Chroniques

par marc develey

Accentus et Insula Orchestra
Mozart et Zelenka par Laurence Equilbey

Salle Pleyel, Paris
- 6 février 2014
Miserere de Zelenka et Requiem de Mozart par Laurence Equilbey, à Pleyel
© julien mignot

Assurément fulgurant dans sa noirceur liminaire se montre le Miserere en ut mineur ZWV 57 de Jan Dismas Zelenka ! Entés à un tactus implacable, les clameurs orchestrales y redoublent les chromatismes plaintifs d’un souffle tragique que contraste encore tel piano saisissant ou l’étonnante fugue en majeur, de texture parfois händélienne. Unifiés par la direction de Laurence Equilbey, chœur et orchestre se montrent savamment concertants. Si la projection serrée de Sandrine Piau et une diction parfois onctueuse font disparaître le texte du Gloria, l’ensemble est de bonne tenue, enthousiasmant même à la récapitulation ultime du Misere.

Le Requiem en ré mineur K.626 de Wolfgang Amadeus Mozart impose ensuite à cette courte soirée un style savant, non sans charme, mais sans cette grâce qui peut parfois signer la restitution d’une partition d’inspiration religieuse. Pensé comme une cinquième voix ou un second chœur, l’Insula Orchestra trame un contrechant très intelligemment travaillé sur les accents parfois maniéristes de l’ensemble vocal – chose rare et savoureuse, on entend les trombones sur l’et lux perpetua de l’Introïtus. Mené dans un alerte et étonnant mezzo forte, le Kyrie évoque avec bonheur une foule inquiète et murmurante, intériorisée presque, sur les scansions dramatiques de l’orchestre.

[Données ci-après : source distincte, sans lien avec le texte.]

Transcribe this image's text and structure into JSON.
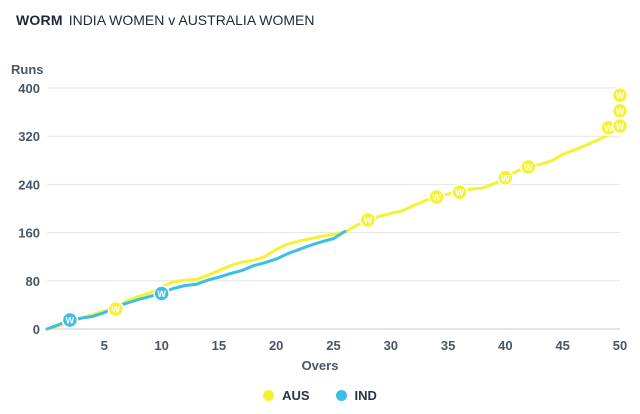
{
  "header": {
    "label_strong": "WORM",
    "label_rest": "INDIA WOMEN v AUSTRALIA WOMEN"
  },
  "chart_data": {
    "type": "line",
    "title": "WORM",
    "subtitle": "INDIA WOMEN v AUSTRALIA WOMEN",
    "xlabel": "Overs",
    "ylabel": "Runs",
    "xlim": [
      0,
      50
    ],
    "ylim": [
      0,
      400
    ],
    "xticks": [
      5,
      10,
      15,
      20,
      25,
      30,
      35,
      40,
      45,
      50
    ],
    "yticks": [
      0,
      80,
      160,
      240,
      320,
      400
    ],
    "grid": true,
    "legend_position": "bottom",
    "wicket_marker_label": "W",
    "series": [
      {
        "name": "AUS",
        "color": "#f3f333",
        "x": [
          0,
          1,
          2,
          3,
          4,
          5,
          6,
          7,
          8,
          9,
          10,
          11,
          12,
          13,
          14,
          15,
          16,
          17,
          18,
          19,
          20,
          21,
          22,
          23,
          24,
          25,
          26,
          27,
          28,
          29,
          30,
          31,
          32,
          33,
          34,
          35,
          36,
          37,
          38,
          39,
          40,
          41,
          42,
          43,
          44,
          45,
          46,
          47,
          48,
          49,
          50
        ],
        "y": [
          0,
          5,
          11,
          18,
          24,
          30,
          33,
          47,
          54,
          60,
          70,
          78,
          81,
          82,
          89,
          97,
          105,
          111,
          114,
          120,
          132,
          141,
          146,
          150,
          154,
          157,
          161,
          172,
          180,
          187,
          192,
          196,
          205,
          213,
          220,
          224,
          229,
          232,
          234,
          241,
          251,
          262,
          270,
          273,
          279,
          290,
          297,
          305,
          313,
          322,
          332
        ],
        "wickets": [
          [
            6,
            33
          ],
          [
            28,
            181
          ],
          [
            34,
            219
          ],
          [
            36,
            227
          ],
          [
            40,
            251
          ],
          [
            42,
            269
          ],
          [
            49,
            334
          ],
          [
            50,
            337
          ],
          [
            50,
            362
          ],
          [
            50,
            388
          ]
        ]
      },
      {
        "name": "IND",
        "color": "#3cbfe5",
        "x": [
          0,
          1,
          2,
          3,
          4,
          5,
          6,
          7,
          8,
          9,
          10,
          11,
          12,
          13,
          14,
          15,
          16,
          17,
          18,
          19,
          20,
          21,
          22,
          23,
          24,
          25,
          26
        ],
        "y": [
          0,
          7,
          15,
          18,
          21,
          27,
          37,
          43,
          49,
          54,
          60,
          67,
          72,
          74,
          81,
          86,
          92,
          97,
          105,
          110,
          116,
          125,
          132,
          139,
          145,
          150,
          162
        ],
        "wickets": [
          [
            2,
            15
          ],
          [
            10,
            59
          ]
        ]
      }
    ]
  }
}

Quelque chose d’opératique se glisse alors au Dies Irae tempétueux – la réserve de son, limitée, est très justement exploitée dans une exploration de toute la dynamique. Tuba mirum confirme l’excellence du pupitre de cuivres. Le trombone y crée d’emblée un fort bel espace d’accueil à l’ouverture chaleureuse de la basse Christopher Purves. Un rien acide, mais convenant bien au Mors stupebit, incisif, Werner Güra (ténor) délivre des lignes bellement projetées, auxquelles répond la chaleur capiteuse du timbre de Sara Mingardo (alto) dans Judex ergo. Malgré unQuid sum miser un brin en retrait et quelques attaques instrumentales semble-t-il décalées (à moins que les résonances de Pleyel n’induisent en erreur), l’ensemble est d’agréable tenue. Si le quatuor soliste, précis, ne livre pas le plus touchant des Recordare, le chœur Accentus, parfois moins convaincant dans les aigus mais très subtilement soutenu par les cuivres et les timbales (confuctatis) puis les violons (voca me), sait émouvoir un temps.

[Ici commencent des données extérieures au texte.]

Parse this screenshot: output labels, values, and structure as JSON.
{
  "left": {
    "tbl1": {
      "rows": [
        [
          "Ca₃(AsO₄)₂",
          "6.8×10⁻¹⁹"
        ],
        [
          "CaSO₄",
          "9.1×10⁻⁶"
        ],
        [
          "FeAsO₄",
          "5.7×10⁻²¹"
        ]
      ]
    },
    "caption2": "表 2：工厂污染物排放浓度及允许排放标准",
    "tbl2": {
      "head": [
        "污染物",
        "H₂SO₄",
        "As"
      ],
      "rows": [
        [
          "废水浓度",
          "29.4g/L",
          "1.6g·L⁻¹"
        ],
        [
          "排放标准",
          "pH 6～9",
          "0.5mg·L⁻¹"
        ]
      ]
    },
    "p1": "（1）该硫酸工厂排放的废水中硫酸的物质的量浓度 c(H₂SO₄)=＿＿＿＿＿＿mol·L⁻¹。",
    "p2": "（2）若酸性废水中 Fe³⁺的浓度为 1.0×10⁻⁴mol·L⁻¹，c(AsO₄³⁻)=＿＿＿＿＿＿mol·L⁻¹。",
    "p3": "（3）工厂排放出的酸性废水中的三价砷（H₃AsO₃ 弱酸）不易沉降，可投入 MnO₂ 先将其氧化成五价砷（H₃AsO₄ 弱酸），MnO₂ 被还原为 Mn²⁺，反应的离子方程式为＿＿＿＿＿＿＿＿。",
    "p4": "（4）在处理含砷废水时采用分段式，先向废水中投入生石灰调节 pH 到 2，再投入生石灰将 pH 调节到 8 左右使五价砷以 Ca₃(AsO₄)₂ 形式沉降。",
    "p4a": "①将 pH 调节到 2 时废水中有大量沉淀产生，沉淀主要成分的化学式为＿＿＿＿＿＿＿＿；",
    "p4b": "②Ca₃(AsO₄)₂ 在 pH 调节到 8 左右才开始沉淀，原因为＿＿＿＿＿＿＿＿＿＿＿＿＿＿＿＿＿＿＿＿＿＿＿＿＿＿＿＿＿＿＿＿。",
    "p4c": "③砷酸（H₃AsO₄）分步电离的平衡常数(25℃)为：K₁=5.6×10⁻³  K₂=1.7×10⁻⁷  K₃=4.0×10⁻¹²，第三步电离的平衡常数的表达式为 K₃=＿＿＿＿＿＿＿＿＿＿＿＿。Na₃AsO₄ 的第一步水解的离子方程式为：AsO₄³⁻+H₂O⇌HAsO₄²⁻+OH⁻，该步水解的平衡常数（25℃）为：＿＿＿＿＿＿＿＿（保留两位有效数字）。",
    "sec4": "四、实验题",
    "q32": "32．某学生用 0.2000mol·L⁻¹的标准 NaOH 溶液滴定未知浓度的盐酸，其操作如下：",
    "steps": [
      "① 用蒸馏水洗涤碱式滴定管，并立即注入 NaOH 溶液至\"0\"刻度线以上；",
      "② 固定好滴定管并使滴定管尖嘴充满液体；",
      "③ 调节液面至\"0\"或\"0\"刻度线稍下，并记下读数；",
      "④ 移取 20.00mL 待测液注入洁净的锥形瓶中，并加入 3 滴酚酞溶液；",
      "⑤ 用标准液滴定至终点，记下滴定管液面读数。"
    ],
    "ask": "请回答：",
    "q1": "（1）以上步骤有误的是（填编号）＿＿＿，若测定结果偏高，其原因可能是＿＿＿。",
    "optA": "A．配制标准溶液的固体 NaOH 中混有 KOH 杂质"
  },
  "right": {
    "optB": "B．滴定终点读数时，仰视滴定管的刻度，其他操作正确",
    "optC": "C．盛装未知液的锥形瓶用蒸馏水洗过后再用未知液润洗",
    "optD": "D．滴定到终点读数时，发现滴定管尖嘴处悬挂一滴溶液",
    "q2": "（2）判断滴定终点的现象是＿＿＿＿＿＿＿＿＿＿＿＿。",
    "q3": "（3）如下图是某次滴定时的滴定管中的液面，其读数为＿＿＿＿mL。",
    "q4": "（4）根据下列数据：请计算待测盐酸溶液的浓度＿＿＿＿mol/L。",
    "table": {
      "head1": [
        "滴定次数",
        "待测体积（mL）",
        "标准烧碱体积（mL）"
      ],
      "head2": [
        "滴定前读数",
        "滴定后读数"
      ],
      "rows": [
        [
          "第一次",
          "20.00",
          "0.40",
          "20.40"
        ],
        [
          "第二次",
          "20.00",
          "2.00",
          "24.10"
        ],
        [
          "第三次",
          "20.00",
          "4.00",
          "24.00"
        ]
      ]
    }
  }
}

Puis – avouons-le – de façon imprévue s’installe une forme d’ennui que n’expliquent ni la qualité ni la précision de l’exécution. Pas plus le bel effet de foule au Domine Jesu que le chœur furieux Quam olim Abrahæ, ou encore la rhétorique concertante, d’un discret maniérisme, ne dissipent la sensation qu’à tout ceci manque un je-ne-sais-quoi qui nous tiendra longtemps après dans sa zone d’inconfort. Peut-être deux moments du Sanctus nous en donnent-il la clé : l’hapax captivant de la triple anaphore liminaire, qui résonne d’une gloire exaltante, et, en contre-image, l’Osanna conclusif, qui imite la joie plutôt que de l’incarner.

Cette très intelligente musique manquerait-elle au fond de ferveur ?
Nous n’osons l’affirmer : c’est avis volé au besoin d’explication d’une étrange lassitude. Ce qui est sûr, c’est que si ferveur il y a, elle nous échappe – et, l’intelligence du son ne parvenant pas à élever les procédés à hauteur d’adhésion, nous finissons par ne plus acquiescer qu’à moitié, signant, pour des causes que nous peinons encore à démêler, le semi-échec de cette rencontre.